Par conséquent, même des années plus tard, votre cerveau continuera à associer le fait de regarder les fleurs dans le jardin à une situation de danger. Ce n’est peut-être pas logique, ni rationnel, car vous savez bien qu’un chien prêt à attaquer ne se cache pas dans chaque jardin. Pour autant, votre cerveau a gardé cela en mémoire dans ses sphères profondes, sans que vous puissiez aujourd’hui avoir accès à ces données de manière consciente.

Il s’agit d’un exemple pour lequel il est assez facile de nous convaincre que nous ne sommes pas réellement en situation de danger.

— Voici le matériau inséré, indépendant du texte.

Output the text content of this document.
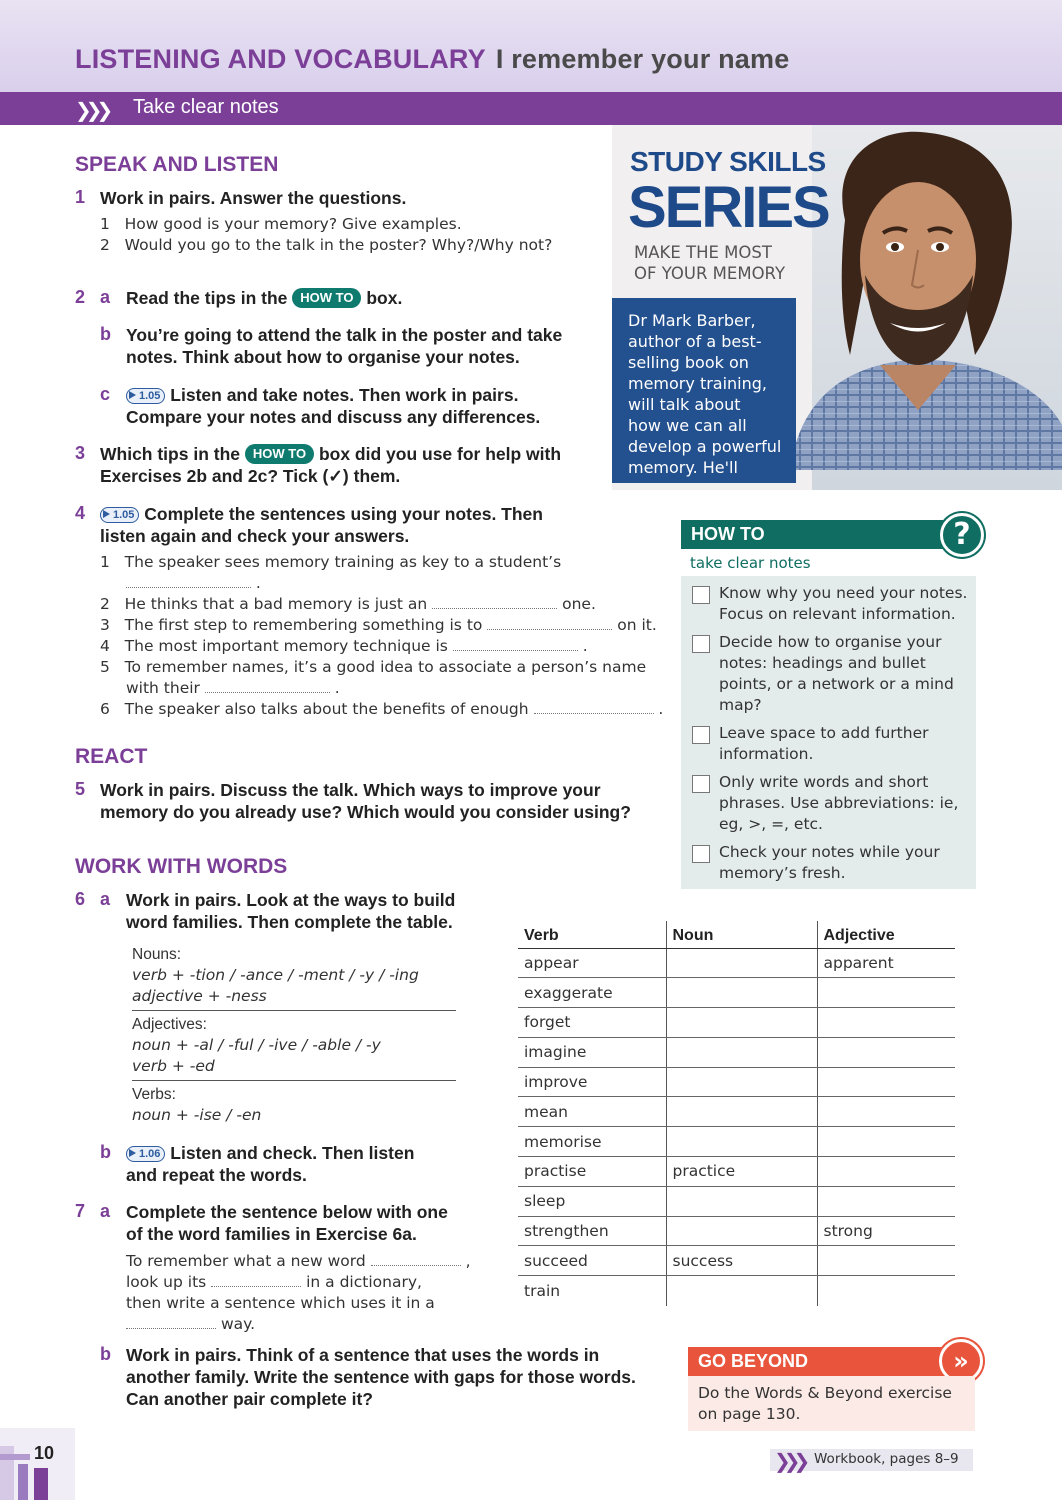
LISTENING AND VOCABULARY I remember your name
❯❯❯ Take clear notes
SPEAK AND LISTEN
1 Work in pairs. Answer the questions.
1 How good is your memory? Give examples.
2 Would you go to the talk in the poster? Why?/Why not?
2 a Read the tips in the HOW TO box.
b You’re going to attend the talk in the poster and take
notes. Think about how to organise your notes.
c	1.05 Listen and take notes. Then work in pairs.
Compare your notes and discuss any differences.
3 Which tips in the HOW TO box did you use for help with
Exercises 2b and 2c? Tick (✓) them.
4	1.05 Complete the sentences using your notes. Then
listen again and check your answers.
1 The speaker sees memory training as key to a student’s
.
2 He thinks that a bad memory is just an	one.
3 The first step to remembering something is to	on it.
4 The most important memory technique is	.
5 To remember names, it’s a good idea to associate a person’s name
with their	.
6 The speaker also talks about the benefits of enough	.
REACT
5 Work in pairs. Discuss the talk. Which ways to improve your
memory do you already use? Which would you consider using?
WORK WITH WORDS
6 a Work in pairs. Look at the ways to build
word families. Then complete the table.
Nouns:
verb + -tion / -ance / -ment / -y / -ing
adjective + -ness
Adjectives:
noun + -al / -ful / -ive / -able / -y
verb + -ed
Verbs:
noun + -ise / -en
b	1.06 Listen and check. Then listen
and repeat the words.
7 a Complete the sentence below with one
of the word families in Exercise 6a.
To remember what a new word	,
look up its	in a dictionary,
then write a sentence which uses it in a
way.
b Work in pairs. Think of a sentence that uses the words in
another family. Write the sentence with gaps for those words.
Can another pair complete it?
Verb	Noun	Adjective
appear		apparent
exaggerate		
forget		
imagine		
improve		
mean		
memorise		
practise	practice	
sleep		
strengthen		strong
succeed	success	
train		
STUDY SKILLS
SERIES
MAKE THE MOST
OF YOUR MEMORY
Dr Mark Barber,
author of a best-
selling book on
memory training,
will talk about
how we can all
develop a powerful
memory. He'll
HOW TO	?
take clear notes
Know why you need your notes.
Focus on relevant information.
Decide how to organise your
notes: headings and bullet
points, or a network or a mind
map?
Leave space to add further
information.
Only write words and short
phrases. Use abbreviations: ie,
eg, >, =, etc.
Check your notes while your
memory’s fresh.
GO BEYOND	»
Do the Words & Beyond exercise
on page 130.
❯❯❯ Workbook, pages 8–9
10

Mais en général nous enregistrons des situations de stress telles, qu’il n’est pas aussi aisé de distinguer l’événement concret de la peur ou du sentiment négatif qui y est lié.

Si effectivement la situation n’est souvent pas dangereuse, nous réagissons pourtant en général comme si nous nous trouvions en situation de danger. Nous portons en nous cette trace émotionnelle, selon laquelle nous avons réagi lors d’une situation similaire passée. Cela peut nous empêcher de changer quelque chose, bien que nous le voulions.

Si nous admettons que le moteur principal de nos actes ne se trouve pas au niveau conscient, mais plus profondément en nous, alors il est plus aisé de comprendre pourquoi notre volonté, si facile à activer au niveau conscient, n’est pas capable de dépasser tous nos modèles de comportement.

Si en revanche nous commençons à nous flageller parce que nous ne sommes pas capables de nous sortir d’une situation, que nous sommes pris d’un sentiment de honte ou de culpabilité en raison de notre prétendue “faiblesse” ou impuissance, nous ne faisons que compliquer le processus de changement. Pourtant, peut-être qu’il faudrait simplement changer d’approche.

Si le subconscient a un rôle si important, se pose alors la question des moyens pour y accéder. Puisqu’il est “subconscient”, nous ne pouvons pas y accéder en état de conscience éveillée. C’est sur cette base que reposent les méthodes qui associent au changement l’état méditatif, qui permet d’atteindre les sphères profondes de notre conscience et les données du subconscient.